Sob a direção de Yannick e Jérémie Renier, ‘Carnívoras’ lança um olhar sobre a relação de amor, ódio e cobiça entre duas irmãs. Todavia, o filme prioriza a perspectiva de uma delas e apesar do aspecto previsível, a narrativa captura a atenção e cumpre com aquilo proposto, inclusive, pelo título.
Na trama, Mona (Leïla Bekhti) trabalha como assistente de Samia (Zita Hanrot), uma atriz de carreira promissora, mas também uma pessoa de gênio forte e grande instabilidade emocional. Unidas pelo vínculo profissional e também sanguíneo, as irmãs terão que lidar com as frustrações e se enfrentar.
Foco em Leïla Bekhti, Mona está em cena e entoa o texto em uma audição com o objetivo de conquistar um papel, o cenário é um set bem iluminado (High key). Mas esta não é a configuração principal do filme e, ao longo da narrativa, a fotografia adota um clima mais soturno e muitas cenas de impacto se dão durante a noite ou mesmo em ambientes fechados com luz gradual ou dura.
Roteiro e discurso
Nesta trajetória, o roteiro prioriza o ponto de vista de Mona. Leïla Bekhti dá vida a essa mulher de pretensões artísticas frustradas e que precisa lidar a todo o momento com o sucesso da irmã, esta retratada como uma figura talentosa, porém, egoísta e pouco afável.

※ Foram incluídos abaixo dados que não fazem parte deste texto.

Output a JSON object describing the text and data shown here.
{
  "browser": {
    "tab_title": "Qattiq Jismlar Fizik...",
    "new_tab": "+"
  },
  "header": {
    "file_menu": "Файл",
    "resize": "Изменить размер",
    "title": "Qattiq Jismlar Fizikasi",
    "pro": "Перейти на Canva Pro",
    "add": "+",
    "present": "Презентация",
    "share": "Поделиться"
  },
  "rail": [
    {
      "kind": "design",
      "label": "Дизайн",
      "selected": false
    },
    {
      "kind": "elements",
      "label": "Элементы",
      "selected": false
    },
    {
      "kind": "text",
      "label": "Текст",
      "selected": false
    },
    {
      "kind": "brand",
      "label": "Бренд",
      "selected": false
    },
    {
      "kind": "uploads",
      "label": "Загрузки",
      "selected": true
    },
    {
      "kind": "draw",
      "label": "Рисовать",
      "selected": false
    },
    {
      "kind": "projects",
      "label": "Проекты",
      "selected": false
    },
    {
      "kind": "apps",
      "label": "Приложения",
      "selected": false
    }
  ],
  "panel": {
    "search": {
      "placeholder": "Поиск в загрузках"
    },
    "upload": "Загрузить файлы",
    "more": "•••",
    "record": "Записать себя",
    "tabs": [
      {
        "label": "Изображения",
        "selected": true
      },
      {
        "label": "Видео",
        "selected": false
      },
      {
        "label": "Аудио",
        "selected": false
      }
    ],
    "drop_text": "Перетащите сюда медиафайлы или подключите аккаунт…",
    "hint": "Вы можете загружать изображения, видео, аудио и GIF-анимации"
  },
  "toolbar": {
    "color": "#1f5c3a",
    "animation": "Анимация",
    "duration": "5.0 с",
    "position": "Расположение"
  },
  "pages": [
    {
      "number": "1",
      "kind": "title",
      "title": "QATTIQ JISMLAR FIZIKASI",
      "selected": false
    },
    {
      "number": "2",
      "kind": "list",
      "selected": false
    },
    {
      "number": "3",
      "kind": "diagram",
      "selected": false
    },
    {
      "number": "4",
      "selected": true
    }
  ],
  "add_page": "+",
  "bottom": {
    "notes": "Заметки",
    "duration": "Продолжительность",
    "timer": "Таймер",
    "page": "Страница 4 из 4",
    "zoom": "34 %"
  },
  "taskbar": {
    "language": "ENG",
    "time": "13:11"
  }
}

Conceder protagonismo a uma dessas personagens não é um problema, apenas uma escolha, todavia, um maior equilíbrio neste aspecto enriqueceria a obra. Na verdade, a personagem de Zita Hanrot é uma espécie de diva e funciona como um objeto de desejo. Para a irmã, ela é a detentora de tudo aquilo almejado e tal situação fica logo evidente para o espectador.
Com a direção dos irmãos Rénier, a trama parte de um lugar de fala masculino, mais tradicional e distante do conceito de sororidade. Há uma ideia de sucesso profissional como foco, todavia, isso também está associado a um senso de vitória dado àquela mulher detentora de marido e filho. Um pensamento ainda pungente na sociedade e aproveitado pela ficção.
Enquanto obra cinematográfica, adota uma forma mais contida, sem ousadias na montagem em si, mas lida bem com a ideia do voyeurismo e cativa o olhar. Sem diálogos marcantes, o trajeto narrativo já é o esperado, com algumas situações previsíveis e o próprio desenvolvimento da relação com os demais familiares delas já fornece alguns indícios do desfecho.
No mais, o longa exibe cenas tecnicamente bem dirigidas e a condução da história captura a atenção. ‘Carnívoras’ retrata a perigosa relação de amor e ódio entre essas duas mulheres e, para além disso, propõe uma reflexão sobre a voracidade humana, esta impulsionada pelo desejo.